Впрочем, здесь не менее важен подтекст «апокалипсического» конца философских человечков. Как нам кажется, автор сравнивает плод фантазии душевнобольного человека с нашим – реальным, обезумившим или «реально обезумившим» – миром; явно нуждающимся в «исходе из проклятого пространства»…
В этом контексте может быть расшифрован и общий финал книги. Мир постигает пятая казнь Господня – жажда и голод по Слову Господнему, «зато праведник насытится Словом Господним»:
Излечившийся Савелий; младенец Дан, – сын пророчицы Пелагеи и Антихриста; Андрей, – пошедший путём обретения истинной веры через сомнения; и сама Пелагея совершают фактический «исход из проклятого пространства». Зимний лес становится метафорой чистоты и вечного обновления жизни: «С такими чувствами, словно в Божий храм, вошли» они «в зимний лес <…>. И услышали Андрей Копосов, сын Антихриста, Савелий Иволгин, грешник-алхимик, и пророчица Пелагея, жена Антихриста, голос Божий ясно, как никогда» [443 – 444].
-
1 «Ибо так говорит Господь Бог: <…> четыре тяжкие казни Мои – меч и голод, и лютых зверей и моровую язву – пошлю на Иерусалим…» (Иез. 14: 21).
-
2 Автор воспроизводит здесь сказанное пророком Амосом: «Вот, наступают дни, говорит Господь Бог, когда Я пошлю на землю голод, – не голод хлеба, не жажду воды, но жажду слышания слов Господних» (Ам. 8: 11). Цитаты из романа приводятся только с указанием страниц.
-
3 Ср.: У философских человечков Савелий спрашивает:
«– Каковы главные идеи мира?
Ответил философский мужчина <…>:
– Главные идеи – это идея Времени и идея Пространства. Идея Времени – религиозная, идея Пространства – атеистическая. Идея Пространства родила философию и науку, идея Времени – религию и искусство. Однако позднее произошло кровосмешение. Идея Пространства – созерцательная, и человек способен достичь в ней иллюзии равенства с Богом. Идея Времени – деятельная, человек чувствует в ней свою слабость перед Будущим, зависимость от Будущего и нуждается в помощи Господа. Буддизм и античность – идеи Пространства. Библия – идея Времени. <…> В идее Пространства, идее настоящего, идее красоты, гений достигает величия, но предела своего он все-таки достигает в идее Времени, идее Будущего» [411 – 412].

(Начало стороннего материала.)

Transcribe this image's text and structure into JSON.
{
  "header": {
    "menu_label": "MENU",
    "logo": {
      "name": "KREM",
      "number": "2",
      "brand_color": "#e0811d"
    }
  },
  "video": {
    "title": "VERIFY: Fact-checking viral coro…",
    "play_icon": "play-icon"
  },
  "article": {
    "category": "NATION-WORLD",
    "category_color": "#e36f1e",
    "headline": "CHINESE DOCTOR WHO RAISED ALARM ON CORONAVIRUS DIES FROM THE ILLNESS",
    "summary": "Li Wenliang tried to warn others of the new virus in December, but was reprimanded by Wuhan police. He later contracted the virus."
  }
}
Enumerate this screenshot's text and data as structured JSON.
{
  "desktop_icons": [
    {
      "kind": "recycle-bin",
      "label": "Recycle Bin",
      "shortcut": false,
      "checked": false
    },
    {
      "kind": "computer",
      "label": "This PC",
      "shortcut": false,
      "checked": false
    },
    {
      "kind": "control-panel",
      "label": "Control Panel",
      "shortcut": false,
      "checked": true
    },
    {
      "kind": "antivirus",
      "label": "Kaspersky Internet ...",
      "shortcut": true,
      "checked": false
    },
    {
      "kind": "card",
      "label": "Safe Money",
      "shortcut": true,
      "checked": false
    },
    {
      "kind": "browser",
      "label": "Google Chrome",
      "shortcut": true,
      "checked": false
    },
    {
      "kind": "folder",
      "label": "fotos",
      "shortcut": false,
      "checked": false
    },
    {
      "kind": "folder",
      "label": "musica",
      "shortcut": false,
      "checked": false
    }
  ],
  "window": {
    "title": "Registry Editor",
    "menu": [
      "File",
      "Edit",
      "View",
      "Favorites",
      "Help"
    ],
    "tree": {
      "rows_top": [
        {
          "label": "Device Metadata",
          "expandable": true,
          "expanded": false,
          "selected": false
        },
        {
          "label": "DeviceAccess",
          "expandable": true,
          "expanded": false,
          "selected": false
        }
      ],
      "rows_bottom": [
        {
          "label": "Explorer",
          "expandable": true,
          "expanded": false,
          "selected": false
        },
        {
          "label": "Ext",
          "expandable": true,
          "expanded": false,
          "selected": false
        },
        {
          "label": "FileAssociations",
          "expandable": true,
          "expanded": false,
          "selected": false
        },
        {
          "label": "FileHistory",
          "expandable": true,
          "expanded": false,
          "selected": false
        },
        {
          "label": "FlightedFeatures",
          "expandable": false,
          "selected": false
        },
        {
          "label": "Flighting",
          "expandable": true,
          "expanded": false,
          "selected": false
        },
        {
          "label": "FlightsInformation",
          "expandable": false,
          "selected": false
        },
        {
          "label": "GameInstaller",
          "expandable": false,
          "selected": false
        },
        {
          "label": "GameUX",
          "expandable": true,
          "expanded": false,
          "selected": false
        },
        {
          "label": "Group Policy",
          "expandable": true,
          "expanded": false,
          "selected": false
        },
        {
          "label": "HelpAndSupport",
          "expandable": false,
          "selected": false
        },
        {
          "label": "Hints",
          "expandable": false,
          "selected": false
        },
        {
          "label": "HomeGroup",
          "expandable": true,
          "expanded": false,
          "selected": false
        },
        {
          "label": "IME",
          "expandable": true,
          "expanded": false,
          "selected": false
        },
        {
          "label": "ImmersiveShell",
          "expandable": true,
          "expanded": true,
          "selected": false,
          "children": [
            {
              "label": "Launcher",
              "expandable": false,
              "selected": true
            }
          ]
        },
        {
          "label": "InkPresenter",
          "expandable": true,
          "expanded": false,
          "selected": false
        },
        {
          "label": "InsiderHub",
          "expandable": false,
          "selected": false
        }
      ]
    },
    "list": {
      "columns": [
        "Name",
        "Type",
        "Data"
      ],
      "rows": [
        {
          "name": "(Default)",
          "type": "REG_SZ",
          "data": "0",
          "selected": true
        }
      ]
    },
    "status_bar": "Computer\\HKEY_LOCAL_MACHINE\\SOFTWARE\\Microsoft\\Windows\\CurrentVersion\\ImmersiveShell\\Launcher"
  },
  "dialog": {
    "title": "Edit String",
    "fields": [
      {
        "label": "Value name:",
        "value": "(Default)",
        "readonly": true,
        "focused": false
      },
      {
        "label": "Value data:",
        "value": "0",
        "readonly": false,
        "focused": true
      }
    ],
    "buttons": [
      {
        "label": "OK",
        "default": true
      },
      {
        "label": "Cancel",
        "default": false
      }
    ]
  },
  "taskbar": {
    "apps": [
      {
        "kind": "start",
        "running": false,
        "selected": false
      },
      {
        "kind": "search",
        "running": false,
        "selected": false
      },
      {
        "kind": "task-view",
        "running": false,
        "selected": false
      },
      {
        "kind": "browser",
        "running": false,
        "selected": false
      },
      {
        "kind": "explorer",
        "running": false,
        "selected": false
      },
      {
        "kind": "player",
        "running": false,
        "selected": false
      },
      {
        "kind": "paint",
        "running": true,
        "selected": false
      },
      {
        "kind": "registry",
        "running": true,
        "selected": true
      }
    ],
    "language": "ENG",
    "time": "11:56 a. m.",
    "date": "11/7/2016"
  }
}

Список литературы Библейский и литературный контексты романа Ф.Горенштейна "Псалом"
- Аникст А.А. Фауст Гете. - М.: Просвещение, 1979.
- Булгаков М.А. Мастер и Маргарита: [Роман]. - М.: Высш. шк., 1989.
- Васильева Э. Мессия - Пророк - Антихрист ( Псалом
- Ф.Горенштейна) // Toronto Slavic Quarterly. № 12. 2005. [http://www.utoronto.ca/tsq/12/vasileva12.shtml].
- Гете И.В. Стихотворения. Фауст / Пер. Б.Пастернака. - М.: РИПОЛ КЛАССИК, 2002.
- Горенштейн Ф. Псалом: Роман-размышление о четырех казнях Господних. - М.: ЭКСМО-Пресс, 2001.
- Ребель Г.М. Художественные миры романов Михаила Булгакова. - Пермь: Изд-во ПРИПИТ, 2001.
- Рубинштейн С.Л. Основы общей психологии. - СПб.: Питер, 2000.